The sterilization rate is defined by the following equation. Sterilization rate (%)
= (Control bacterial count-bacterial count after test) / (control bacterial count) x 10
0 The number of bacteria in the control is the number of viable bacteria after the test in which an antibacterial test was performed in a sterilized petri dish, and the number of bacteria after the test is the measured number of viable bacteria. (3) Pitting corrosion resistance Pitting corrosion resistance was evaluated by immersing a product plate in a 3.0% NaCl solution (25 ° C) and measuring the pitting potential. The measurement was performed using the electrokinetic method of 20 mV / min, and an average value V _c.10 of the potential when it reached 10 μA / cm ² was determined. The number of measurements on the same product plate was 8
Times.

Table 2 shows the test results.

[0035]

[Table 1]

[0036]

[Table 2]

From Table 2, it can be seen that the antibacterial property, which is an effect of suppressing the growth of bacteria, was remarkably improved in the examples of the present invention. is decreasing. On the other hand, the comparative example (N
In o.7), the growth of bacteria cannot be suppressed, and no improvement in antibacterial properties is observed. In the present invention, the pitting corrosion potential V _c.10 is 117 to 183, which is a comparative example (No. 7, V _c.10 = 93).
And the pitting corrosion resistance is improved.

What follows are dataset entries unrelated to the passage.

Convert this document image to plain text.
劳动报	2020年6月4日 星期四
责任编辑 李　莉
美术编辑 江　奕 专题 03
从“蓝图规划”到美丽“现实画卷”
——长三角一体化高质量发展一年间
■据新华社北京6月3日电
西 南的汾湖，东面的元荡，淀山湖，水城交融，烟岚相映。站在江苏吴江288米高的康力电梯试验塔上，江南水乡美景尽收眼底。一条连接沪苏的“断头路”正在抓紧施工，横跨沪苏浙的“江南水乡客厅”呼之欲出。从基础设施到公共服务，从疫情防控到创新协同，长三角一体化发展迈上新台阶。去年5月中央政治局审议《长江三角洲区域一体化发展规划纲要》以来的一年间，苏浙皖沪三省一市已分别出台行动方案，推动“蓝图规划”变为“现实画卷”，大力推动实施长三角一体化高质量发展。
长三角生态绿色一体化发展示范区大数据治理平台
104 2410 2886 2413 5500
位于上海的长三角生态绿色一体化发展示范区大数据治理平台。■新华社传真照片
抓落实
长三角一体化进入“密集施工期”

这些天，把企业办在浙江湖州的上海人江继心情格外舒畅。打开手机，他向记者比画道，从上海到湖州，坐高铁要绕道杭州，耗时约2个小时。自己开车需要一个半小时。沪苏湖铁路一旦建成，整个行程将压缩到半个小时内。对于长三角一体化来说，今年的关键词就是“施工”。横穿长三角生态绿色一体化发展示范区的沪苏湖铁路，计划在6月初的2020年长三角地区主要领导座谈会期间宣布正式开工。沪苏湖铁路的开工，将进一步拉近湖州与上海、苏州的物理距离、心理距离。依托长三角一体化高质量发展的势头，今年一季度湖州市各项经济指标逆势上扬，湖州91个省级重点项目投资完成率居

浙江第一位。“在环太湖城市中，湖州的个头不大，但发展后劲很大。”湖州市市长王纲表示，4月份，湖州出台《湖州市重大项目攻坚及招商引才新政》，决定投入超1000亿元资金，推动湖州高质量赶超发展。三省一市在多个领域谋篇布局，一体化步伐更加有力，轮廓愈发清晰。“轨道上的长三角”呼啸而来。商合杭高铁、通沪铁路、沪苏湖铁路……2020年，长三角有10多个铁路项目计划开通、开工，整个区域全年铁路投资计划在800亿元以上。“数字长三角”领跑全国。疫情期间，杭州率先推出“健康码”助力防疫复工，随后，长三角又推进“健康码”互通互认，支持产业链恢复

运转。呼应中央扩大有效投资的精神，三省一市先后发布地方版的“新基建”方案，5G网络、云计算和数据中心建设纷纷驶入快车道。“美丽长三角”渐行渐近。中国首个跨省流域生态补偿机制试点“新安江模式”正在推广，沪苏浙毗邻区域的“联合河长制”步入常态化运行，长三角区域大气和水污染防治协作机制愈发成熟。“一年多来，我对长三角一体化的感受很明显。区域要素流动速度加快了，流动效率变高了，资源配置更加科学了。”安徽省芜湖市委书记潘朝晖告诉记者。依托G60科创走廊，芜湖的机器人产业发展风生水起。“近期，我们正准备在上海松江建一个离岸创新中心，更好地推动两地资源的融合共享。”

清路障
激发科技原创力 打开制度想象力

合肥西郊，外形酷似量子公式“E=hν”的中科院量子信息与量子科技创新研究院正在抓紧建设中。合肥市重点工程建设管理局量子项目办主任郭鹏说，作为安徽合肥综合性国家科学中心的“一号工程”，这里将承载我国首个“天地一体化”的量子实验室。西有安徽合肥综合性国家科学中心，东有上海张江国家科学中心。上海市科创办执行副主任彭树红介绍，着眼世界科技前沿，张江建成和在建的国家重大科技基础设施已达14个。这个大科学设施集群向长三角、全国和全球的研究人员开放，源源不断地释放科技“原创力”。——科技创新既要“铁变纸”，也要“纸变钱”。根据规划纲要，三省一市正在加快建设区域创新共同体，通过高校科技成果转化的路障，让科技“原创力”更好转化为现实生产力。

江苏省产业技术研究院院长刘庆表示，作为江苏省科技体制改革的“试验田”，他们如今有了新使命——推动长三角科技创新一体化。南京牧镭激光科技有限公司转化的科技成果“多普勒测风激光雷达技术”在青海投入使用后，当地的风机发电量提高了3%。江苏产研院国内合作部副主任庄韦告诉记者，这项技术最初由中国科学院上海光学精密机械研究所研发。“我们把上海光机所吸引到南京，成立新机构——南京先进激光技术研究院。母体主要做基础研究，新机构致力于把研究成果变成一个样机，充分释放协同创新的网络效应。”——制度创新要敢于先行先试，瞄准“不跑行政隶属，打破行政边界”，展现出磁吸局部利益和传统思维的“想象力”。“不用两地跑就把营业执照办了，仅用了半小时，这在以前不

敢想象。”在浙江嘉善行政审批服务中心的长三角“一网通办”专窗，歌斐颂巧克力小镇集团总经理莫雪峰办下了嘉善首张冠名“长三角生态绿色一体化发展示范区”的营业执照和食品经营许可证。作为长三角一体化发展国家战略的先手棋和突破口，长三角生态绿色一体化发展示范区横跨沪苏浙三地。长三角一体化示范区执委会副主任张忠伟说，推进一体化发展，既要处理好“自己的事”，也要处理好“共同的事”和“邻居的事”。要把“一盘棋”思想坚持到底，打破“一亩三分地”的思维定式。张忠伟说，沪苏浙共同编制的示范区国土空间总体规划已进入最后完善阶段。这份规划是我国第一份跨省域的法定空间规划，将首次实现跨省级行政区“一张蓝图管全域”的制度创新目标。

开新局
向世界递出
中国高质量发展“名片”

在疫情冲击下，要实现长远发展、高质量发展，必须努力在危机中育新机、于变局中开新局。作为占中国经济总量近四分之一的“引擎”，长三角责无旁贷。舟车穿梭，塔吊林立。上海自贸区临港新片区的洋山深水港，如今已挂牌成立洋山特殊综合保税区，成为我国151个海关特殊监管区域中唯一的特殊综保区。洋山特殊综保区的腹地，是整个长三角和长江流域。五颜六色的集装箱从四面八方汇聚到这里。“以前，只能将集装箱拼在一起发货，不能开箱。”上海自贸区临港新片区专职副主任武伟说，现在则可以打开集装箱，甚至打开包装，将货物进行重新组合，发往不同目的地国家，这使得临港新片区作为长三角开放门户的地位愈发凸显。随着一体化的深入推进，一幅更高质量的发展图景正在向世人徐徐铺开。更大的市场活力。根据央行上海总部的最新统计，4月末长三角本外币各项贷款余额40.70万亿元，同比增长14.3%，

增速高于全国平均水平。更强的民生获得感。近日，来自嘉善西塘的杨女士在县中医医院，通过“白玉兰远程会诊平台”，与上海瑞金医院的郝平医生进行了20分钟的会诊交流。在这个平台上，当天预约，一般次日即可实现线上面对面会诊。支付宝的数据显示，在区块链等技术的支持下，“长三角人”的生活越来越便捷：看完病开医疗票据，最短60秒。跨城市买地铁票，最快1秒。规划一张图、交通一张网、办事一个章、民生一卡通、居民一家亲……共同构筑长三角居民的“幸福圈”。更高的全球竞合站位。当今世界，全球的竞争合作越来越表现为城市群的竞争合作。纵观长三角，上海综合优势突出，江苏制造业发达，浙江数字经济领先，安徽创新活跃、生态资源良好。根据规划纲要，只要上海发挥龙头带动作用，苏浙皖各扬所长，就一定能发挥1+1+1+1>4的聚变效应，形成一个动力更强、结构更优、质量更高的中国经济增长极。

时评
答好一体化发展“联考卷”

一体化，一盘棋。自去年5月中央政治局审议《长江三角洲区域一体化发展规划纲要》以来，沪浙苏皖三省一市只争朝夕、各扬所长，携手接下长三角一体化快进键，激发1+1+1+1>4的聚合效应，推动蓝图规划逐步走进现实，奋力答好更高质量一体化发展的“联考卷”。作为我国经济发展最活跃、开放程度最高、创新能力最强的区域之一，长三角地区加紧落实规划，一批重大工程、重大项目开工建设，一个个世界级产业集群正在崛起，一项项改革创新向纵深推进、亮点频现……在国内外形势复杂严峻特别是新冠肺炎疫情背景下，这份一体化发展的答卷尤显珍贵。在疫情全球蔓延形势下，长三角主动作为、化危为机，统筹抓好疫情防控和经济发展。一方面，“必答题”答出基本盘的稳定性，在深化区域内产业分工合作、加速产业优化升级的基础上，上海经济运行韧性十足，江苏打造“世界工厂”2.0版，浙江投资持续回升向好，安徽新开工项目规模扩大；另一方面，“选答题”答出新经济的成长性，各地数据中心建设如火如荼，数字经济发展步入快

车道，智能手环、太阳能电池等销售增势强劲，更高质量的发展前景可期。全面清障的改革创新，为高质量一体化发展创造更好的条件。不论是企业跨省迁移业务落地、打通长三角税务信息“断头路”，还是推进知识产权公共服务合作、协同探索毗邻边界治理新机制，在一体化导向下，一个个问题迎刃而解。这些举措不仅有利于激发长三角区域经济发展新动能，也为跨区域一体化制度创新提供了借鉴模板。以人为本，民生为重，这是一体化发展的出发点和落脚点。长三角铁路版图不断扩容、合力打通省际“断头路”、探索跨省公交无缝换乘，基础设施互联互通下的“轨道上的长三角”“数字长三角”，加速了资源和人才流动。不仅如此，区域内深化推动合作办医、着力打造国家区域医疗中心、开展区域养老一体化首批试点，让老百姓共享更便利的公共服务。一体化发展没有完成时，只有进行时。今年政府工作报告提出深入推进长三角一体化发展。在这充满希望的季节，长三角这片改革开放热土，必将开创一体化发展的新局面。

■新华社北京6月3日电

Further, in the example of the present invention, the r value is 1.27 to 1.91.
Comparative Examples (No. 7, No. 8), which are higher than Comparative Examples No. 7 (1.01) and No. 8 (0.90), and the ridging height is 3 to 10 μm.
Of 18 to 27 μm, and the workability is improved. In Comparative Example No. 8 in which the amount of Ag added was high, the antibacterial property was good, but the processability was deteriorated.

[0039]

According to the present invention, it is possible to provide a ferritic stainless steel thin plate having improved antibacterial properties of ferritic stainless steel, excellent ridging resistance and corrosion resistance, and excellent in cost. Furthermore, it is possible to apply the present invention to a member which is subjected to molding and polishing so as to emphasize hygiene, for example, a member used in an environment where a particularly high humidity such as a kitchen and a bath tub is liable to propagate bacteria, and the like. A remarkable effect can be obtained.

[Brief description of the drawings]

FIG. 1 is a graph showing the effect of adding Ag and V on antibacterial properties.

FIG. 2 is a graph showing the effect of a combined addition of Ag and V on ridging resistance.

──────────────────────────────────────────────────の Continued on the front page (72) Inventor Yoshihiro Yazawa 1 Kawasaki-cho, Chuo-ku, Chiba-shi, Chiba Kawasaki Steel Engineering Co., Ltd. (72) Inventor Keijiro Shigeru 585 Tomicho, Funabashi City, Chiba Prefecture Sumitomo Osaka Cement Co., Ltd. (56) References JP-A-10-259456 (JP, A) (58) Fields investigated (Int. Cl. ⁷ , DB name) C22C 38/00-38/60

Claims (6)

(57) [Claims] 1. In weight%, C: more than 0.02% to 0.10%, N: 0.02 to 0.10%, Si: 1.0% or less, Mn: 1.0% or less, P: 0.08% or less, S: 0.02% or less, Cr : 10 to 35%, Ag: 0.0005 to 0.30%, V: 0.01 to 0.30%, or further contains Al: 0.3% or less, the balance
A ferritic stainless steel with excellent antibacterial properties and ridging resistance characterized by Fe and unavoidable impurities. 2. In addition, W: 0.01 to 0.30% by weight%,
The ferritic stainless steel according to claim 1, wherein one or two types of Co: 0.01 to 0.30% are contained. 3. The ferritic stainless steel according to claim 1, further comprising Mo: 3.0% or less by weight. 4. Ti: 0.01 to 1.0% by weight.
The ferritic stainless steel according to any one of claims 1 to 3, comprising one or more of Nb: 0.01 to 1.0% and Zr: 0.01 to 1.0%. 5. The composition according to claim 1, further comprising: Cu: 1.0% or less,
The ferritic stainless steel according to any one of claims 1 to 4, wherein one or two kinds of i: 1.0% or less are contained. 6. Further, in weight%, Ca: 0.0003 to 0.0030.
%, B: 0.0003 to 0.0030% , one or two of which are contained, the ferritic stainless steel according to any one of claims 1 to 5.